Runaway Love

74

「ビールでも飲む?」

 部屋の冷蔵庫から、缶ビールを二本取り出すと、山本先輩はそう言ってあたしに一本差し出してきた。
 あたしは、無言で首を振る。
「立ってないで座りなよ。――まあ、イス一個しか無いけど」
 言いながら、先輩はネクタイを外し、ベッドに放り投げる。
 ワイシャツのボタンを二個ほど外すと、あたしの両肩を押して、イスに無理矢理座らせた。
「――お疲れ様。大阪(こっち)に来てるのにはビックリしたけど、仕事頑張ってるってコトなのかな」
 そう言って、ニッコリと笑い、一瞬戸惑うくらい優しい言葉をかけてきた先輩は、そばのテーブルに缶ビールを置いた。
 あたしは、持っていたカバンをヒザの上に置き、持ち手を両手で握りしめた。
 その手が震えているのは、とっくにバレているだろう。
「――……帰してください」
「何で?」
「……あたしは、ここに来る事を同意していません」
「僕が会いたかったってだけじゃ、ダメなの?」
 あたしは、うつむいたまま唇を噛みしめる。
 ――胸の中の棘は、どんどん形をあらわにし、深く突き刺さる。
 けれど――もう、逃げないと決めたんだ。
 なら、もう、いい機会だ。

 ――ここで、決別してしまおう。

「――……あ……あたしは、もう、先輩に会いたくありません」

 顔を上げ、震える声で、そう言い切る。
 すると、先輩は目を丸くしてあたしを見た。

「……へえ……。何か、キミ、変わった?」

 その言葉には、反応しない。

 ――変わったと言うなら――みんなのおかげだ。

 この数か月の出来事が――これまでの二十九年をひっくり返してくれた。

 あたしが、自分自身と向き合うきっかけを作ってくれたのだ。
 目の前のこの男の言葉で、決定的に頑なになった心を、少しずつ溶かしてくれた。

 でも、きっかけ、なのだ。

 ――変わるのは、あたし自身の力だ。

「――……先輩」
「ん?」

「――……あたしは、高校の時、先輩が好きでした」

「――……へえ……」

 あたしは、気を良くした先輩を見上げる。

「でも、それは、作られた先輩です。――本当のあなたじゃない」

 もう、顔は伏せない。

「あなたが、遊びであたしに近づいたのも、奈津美目当てであたしの相手をしていたのもわかってます。――そんな男に、あたしは屈しない」

 先輩は、一瞬目を見開く。
 けれど、次にはあたしの腕を力任せに引き上げ、そのまま、ベッドに投げ込むように放った。
「――……っ……!」
 あたしは、ベッドのスプリングの反動で、身体をうまく起こせず、体勢を直す間にあっさりと組み伏せられた。
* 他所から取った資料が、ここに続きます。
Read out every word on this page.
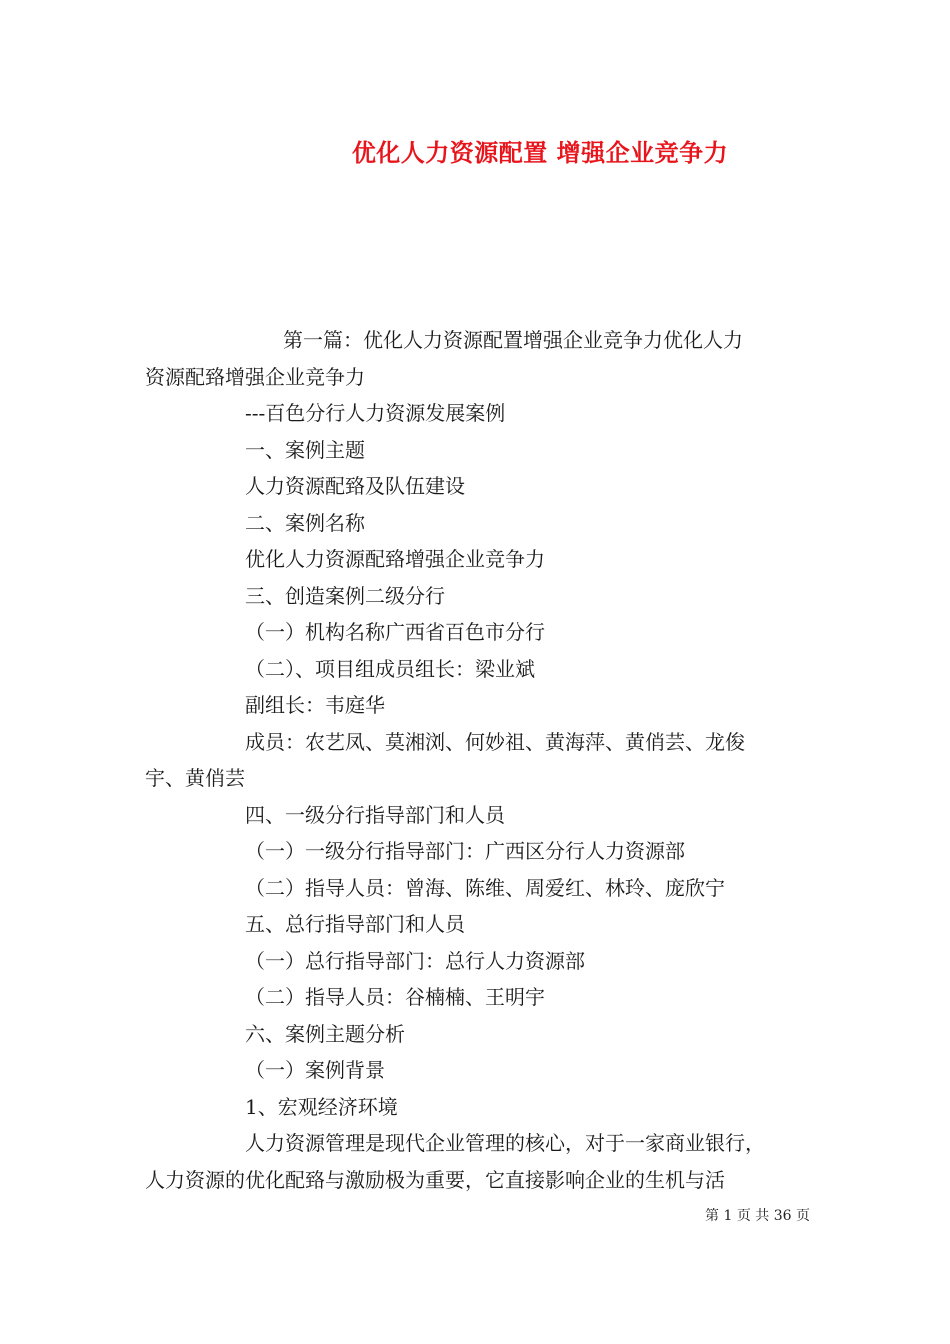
优化人力资源配置 增强企业竞争力
第一篇：优化人力资源配置增强企业竞争力优化人力
资源配臵增强企业竞争力
---百色分行人力资源发展案例
一、案例主题
人力资源配臵及队伍建设
二、案例名称
优化人力资源配臵增强企业竞争力
三、创造案例二级分行
（一）机构名称广西省百色市分行
（二）、项目组成员组长：梁业斌
副组长：韦庭华
成员：农艺凤、莫湘浏、何妙祖、黄海萍、黄俏芸、龙俊
宇、黄俏芸
四、一级分行指导部门和人员
（一）一级分行指导部门：广西区分行人力资源部
（二）指导人员：曾海、陈维、周爱红、林玲、庞欣宁
五、总行指导部门和人员
（一）总行指导部门：总行人力资源部
（二）指导人员：谷楠楠、王明宇
六、案例主题分析
（一）案例背景
1、宏观经济环境
人力资源管理是现代企业管理的核心，对于一家商业银行，
人力资源的优化配臵与激励极为重要，它直接影响企业的生机与活
第 1 页 共 36 页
「随分な言いぐさだね。――まったく、いつまで経っても頑固な女」

 言いながら、あたしの唇に自分のそれを重ねる。
 あたしは、真一文字に引いた口に力を入れた。
 その気持ち悪さに、顔をしかめる。
「でも、うん、悪くないな」
 もう一度触れた唇は、無理矢理口内に割り込もうとするが、あたしは顔を背けて逃げる。
 すると、先輩は楽しそうに言った。
「僕、結構、従順な女しか抱いてないからさぁ、キミみたいなタイプ、逆に新鮮で良いかも」
 そう言って身体を離した先輩は、そのままシャツを脱ぐ。
「あ、シャワーは後にしよっか」
 あたしは、吐き気を覚えそうになる。
 上半身裸になった彼を見上げ、あたしはベッドから急いで下り、イスに投げられたカバンに手を伸ばそうとした。
 けれど、それはあっさりと掴まれる。
「残念。――今日は寝かせてあげないから」
「……っ……」
 覆い被さるように抱きしめられる。
 それは、もう、逃げさせないという意思表示に思えた。

 ――どうにかして、逃げなきゃ……。

 何か方法は――。
 そう思考を巡らせるが、すでにカットソーの中に滑り込んだ手に、身体が硬直してしまう。
「ホラ、いい加減――」
 頭が真っ白になりかけたその時、不意に部屋のチャイムが鳴った。